STRUMPACK currently only supports for GPU acceleration in the sparse direct solver. None of the preconditioners or rank structured solvers currently support GPU acceleration.

The sparse direct solver performs most of its computations using BLAS and LAPACK, and in the distributed memory setting also ScaLAPACK. For the BLAS and LAPACK operations, we use CUDA, cuBLAS and cuSOLVER for acceleration using NVIDIA GPUs. As a ScaLAPACK alternative with GPU off-loading capabilities we use SLATE:
https://github.com/icl-utk-edu/slate

See the Installation and Requirements page for instructions on how to build STRUMPACK with support for CUDA, and optionally SLATE.
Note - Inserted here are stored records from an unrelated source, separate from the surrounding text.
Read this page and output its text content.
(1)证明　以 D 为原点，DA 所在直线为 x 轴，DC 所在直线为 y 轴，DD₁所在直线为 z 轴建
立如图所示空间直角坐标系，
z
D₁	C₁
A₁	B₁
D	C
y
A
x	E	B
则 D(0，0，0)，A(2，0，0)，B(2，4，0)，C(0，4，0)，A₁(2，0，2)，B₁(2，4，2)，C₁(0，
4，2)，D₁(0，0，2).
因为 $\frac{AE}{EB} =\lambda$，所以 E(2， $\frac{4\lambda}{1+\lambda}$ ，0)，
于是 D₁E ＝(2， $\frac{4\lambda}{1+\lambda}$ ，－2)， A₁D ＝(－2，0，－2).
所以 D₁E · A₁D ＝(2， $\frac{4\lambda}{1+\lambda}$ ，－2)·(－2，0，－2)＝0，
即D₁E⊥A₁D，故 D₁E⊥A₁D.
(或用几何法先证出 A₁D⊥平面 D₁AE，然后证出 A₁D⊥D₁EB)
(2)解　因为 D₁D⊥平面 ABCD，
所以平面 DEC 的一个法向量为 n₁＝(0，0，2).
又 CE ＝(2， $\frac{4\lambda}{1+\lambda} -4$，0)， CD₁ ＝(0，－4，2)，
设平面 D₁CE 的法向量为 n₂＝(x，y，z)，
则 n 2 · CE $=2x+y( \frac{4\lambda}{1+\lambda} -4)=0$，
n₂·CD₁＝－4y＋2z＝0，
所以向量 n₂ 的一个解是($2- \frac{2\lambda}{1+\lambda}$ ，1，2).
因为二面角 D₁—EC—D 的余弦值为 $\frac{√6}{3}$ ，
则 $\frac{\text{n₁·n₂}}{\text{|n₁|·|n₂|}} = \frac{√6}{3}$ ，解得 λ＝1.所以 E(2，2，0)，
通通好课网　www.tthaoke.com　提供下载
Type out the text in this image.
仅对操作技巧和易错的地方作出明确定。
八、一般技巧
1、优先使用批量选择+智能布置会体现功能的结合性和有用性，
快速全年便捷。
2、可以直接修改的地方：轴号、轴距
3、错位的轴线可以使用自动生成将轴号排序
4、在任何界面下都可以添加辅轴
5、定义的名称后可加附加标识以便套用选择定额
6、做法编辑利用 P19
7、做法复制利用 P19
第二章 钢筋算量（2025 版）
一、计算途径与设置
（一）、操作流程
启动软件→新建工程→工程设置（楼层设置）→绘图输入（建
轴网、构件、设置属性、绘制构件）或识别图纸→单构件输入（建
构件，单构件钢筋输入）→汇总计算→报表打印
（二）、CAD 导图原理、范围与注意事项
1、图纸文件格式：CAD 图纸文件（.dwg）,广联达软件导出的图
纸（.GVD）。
CUDA Support for NVidia GPUs

CUDA support will be enabled by default, if it can be detected. The GPU accelerated code has the same interfaces as the CPU code, meaning the input and output data is always expected to reside in host memory. If STRUMPACK is compiled with CUDA support, GPU acceleration will be enabled by default in the sparse direct solver. GPU acceleration can still be enabled/disabled using the command line arguments:

--sp_enable_gpu
--sp_disable_gpu

or in the code:

void disable_gpu()
Definition: StrumpackOptions.hpp:740
void enable_gpu()
Definition: StrumpackOptions.hpp:735

The number of GPU streams per MPI rank can be set with:

--sp_gpu_streams (default 4)

or in the code:

void set_gpu_streams(int s)
Definition: StrumpackOptions.hpp:745
int gpu_streams() const
Definition: StrumpackOptions.hpp:1137

HIP Support for AMD GPUs

There is also support for AMD GPUs through HIP and the ROCm libraries, rocSOLVER and hipBLAS. Support for HIP can be enabled through the CMake build using:

> cmake ../ -DSTRUMPACK_USE_HIP=ON -DHIP_HIPCC_FLAGS=--amdgpu-target=gfx906

where the user can specify the specific GPU architecture. If the CMake build system detects CUDA support, then HIP will be disabled.